З. Ы. Некогда я излагал точку зрения, обратную этой. Она сводилась к тому, что, мол, только подонки считают победу критерием истины. По крайней мере, в искусстве. А порядочные люди обязательно строят теорию, где истина, а где нет. Это красивая, но утомительная точка зрения — в атмосфере идейного постмодернизма, ценностного релятивизма и прочего блядства кто угодно берется доказать тебе что угодно. Устал я, короче. И решил быть проще.
По плохому поводу
Комедия, если конфликтуют две какие-то мерзкие стороны. Трагедия, если зло рвет добро в куски, или, наоборот, добро ставит зло на колени и зверски мочит. И самое грустное — драма, где схватились хорошие люди по какому-либо плохому поводу.

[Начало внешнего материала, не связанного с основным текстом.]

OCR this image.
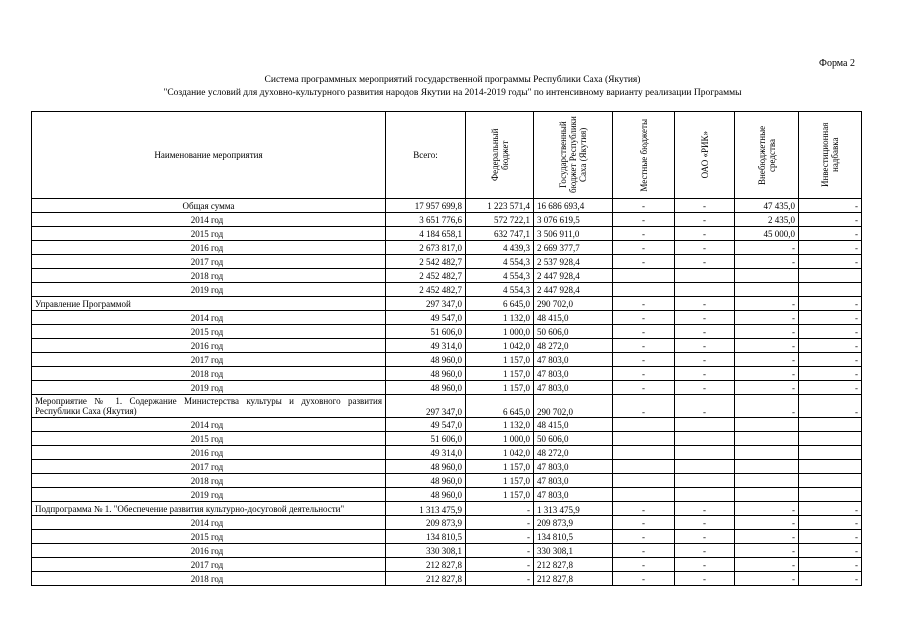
Форма 2
Система программных мероприятий государственной программы Республики Саха (Якутия)
"Создание условий для духовно-культурного развития народов Якутии на 2014-2019 годы" по интенсивному варианту реализации Программы
Наименование мероприятия	Всего:	Федеральный бюджет	Государственный бюджет Республики Саха (Якутия)	Местные бюджеты	ОАО «РИК»	Внебюджетные средства	Инвестиционная надбавка

Общая сумма	17 957 699,8	1 223 571,4	16 686 693,4	-	-	47 435,0	-
2014 год	3 651 776,6	572 722,1	3 076 619,5	-	-	2 435,0	-
2015 год	4 184 658,1	632 747,1	3 506 911,0	-	-	45 000,0	-
2016 год	2 673 817,0	4 439,3	2 669 377,7	-	-	-	-
2017 год	2 542 482,7	4 554,3	2 537 928,4	-	-	-	-
2018 год	2 452 482,7	4 554,3	2 447 928,4				
2019 год	2 452 482,7	4 554,3	2 447 928,4				
Управление Программой	297 347,0	6 645,0	290 702,0	-	-	-	-
2014 год	49 547,0	1 132,0	48 415,0	-	-	-	-
2015 год	51 606,0	1 000,0	50 606,0	-	-	-	-
2016 год	49 314,0	1 042,0	48 272,0	-	-	-	-
2017 год	48 960,0	1 157,0	47 803,0	-	-	-	-
2018 год	48 960,0	1 157,0	47 803,0	-	-	-	-
2019 год	48 960,0	1 157,0	47 803,0	-	-	-	-
Мероприятие № 1. Содержание Министерства культуры и духовного развития Республики Саха (Якутия)	297 347,0	6 645,0	290 702,0	-	-	-	-
2014 год	49 547,0	1 132,0	48 415,0				
2015 год	51 606,0	1 000,0	50 606,0				
2016 год	49 314,0	1 042,0	48 272,0				
2017 год	48 960,0	1 157,0	47 803,0				
2018 год	48 960,0	1 157,0	47 803,0				
2019 год	48 960,0	1 157,0	47 803,0				
Подпрограмма № 1. "Обеспечение развития культурно-досуговой деятельности"	1 313 475,9	-	1 313 475,9	-	-	-	-
2014 год	209 873,9	-	209 873,9	-	-	-	-
2015 год	134 810,5	-	134 810,5	-	-	-	-
2016 год	330 308,1	-	330 308,1	-	-	-	-
2017 год	212 827,8	-	212 827,8	-	-	-	-
2018 год	212 827,8	-	212 827,8	-	-	-	-
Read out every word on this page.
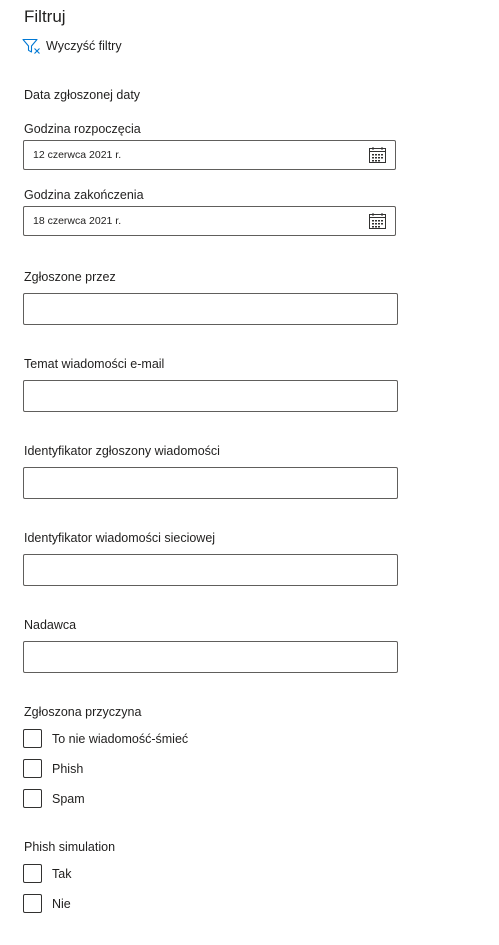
Filtruj
Wyczyść filtry
Data zgłoszonej daty
Godzina rozpoczęcia
12 czerwca 2021 r.
Godzina zakończenia
18 czerwca 2021 r.
Zgłoszone przez
Temat wiadomości e-mail
Identyfikator zgłoszony wiadomości
Identyfikator wiadomości sieciowej
Nadawca
Zgłoszona przyczyna
To nie wiadomość-śmieć
Phish
Spam
Phish simulation
Tak
Nie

«Духовность» как «воля к власти»
Есть традиция противопоставления того, что означают как «духовность», и того, что означают как «воля к власти». Рискнул бы заметить, что это неверно, и объяснимо, как минимум, путаницей, как максимум, жульничеством.
Стремление к «самоутверждению» более духовно, чем, например, к «самосохранению», «самоудовлетворению», «самовыражению». И требует блокировки вот этих более простых и менее возвышенных интенций.
В «диалектике господина и раба» Георга Гегеля, как мы помним, «господин» торжествует именно своим презрением к биологическому инстинкту выживания любой ценой, и ставит на кон жизнь, лишь бы не занять подчиненное положение. По Гегелю и его комментатору Кожеву, это не торжество грубой силы, а торжество духа. Победа в уличной драке более рискового и безбашенного — тоже, конечно, духовность, если следовать этой мысли.
Тут можно заходить двояко, наводя мосты от понятию к понятию, начав с любого из них. «Воля к власти», например, конвертируема в то, что можно означить как «социальный интеллект индивида» или «способность к принятия гармоничных и целесообразных решений» как за себя, так и за других. Целесообразных — какой цели? Ну, процедура выбора целей тоже должна быть целесообразна… С позиции ценностей, кои тоже оцениваемы, но сейчас туда не будем. Проще с гармоничностью — речь идет о неразрушении округи в процессе достижения целесообразных целей. Накаченная способность индивида к решению — не оно ли простейшее и честнейшее определение «духовности» таким образом, чтобы слово не напоминало культурный штамп, политическую разводку или элемент музейной описательности? Таким образом, мы начали вроде с «воли», но очевидно уперлись в «дух».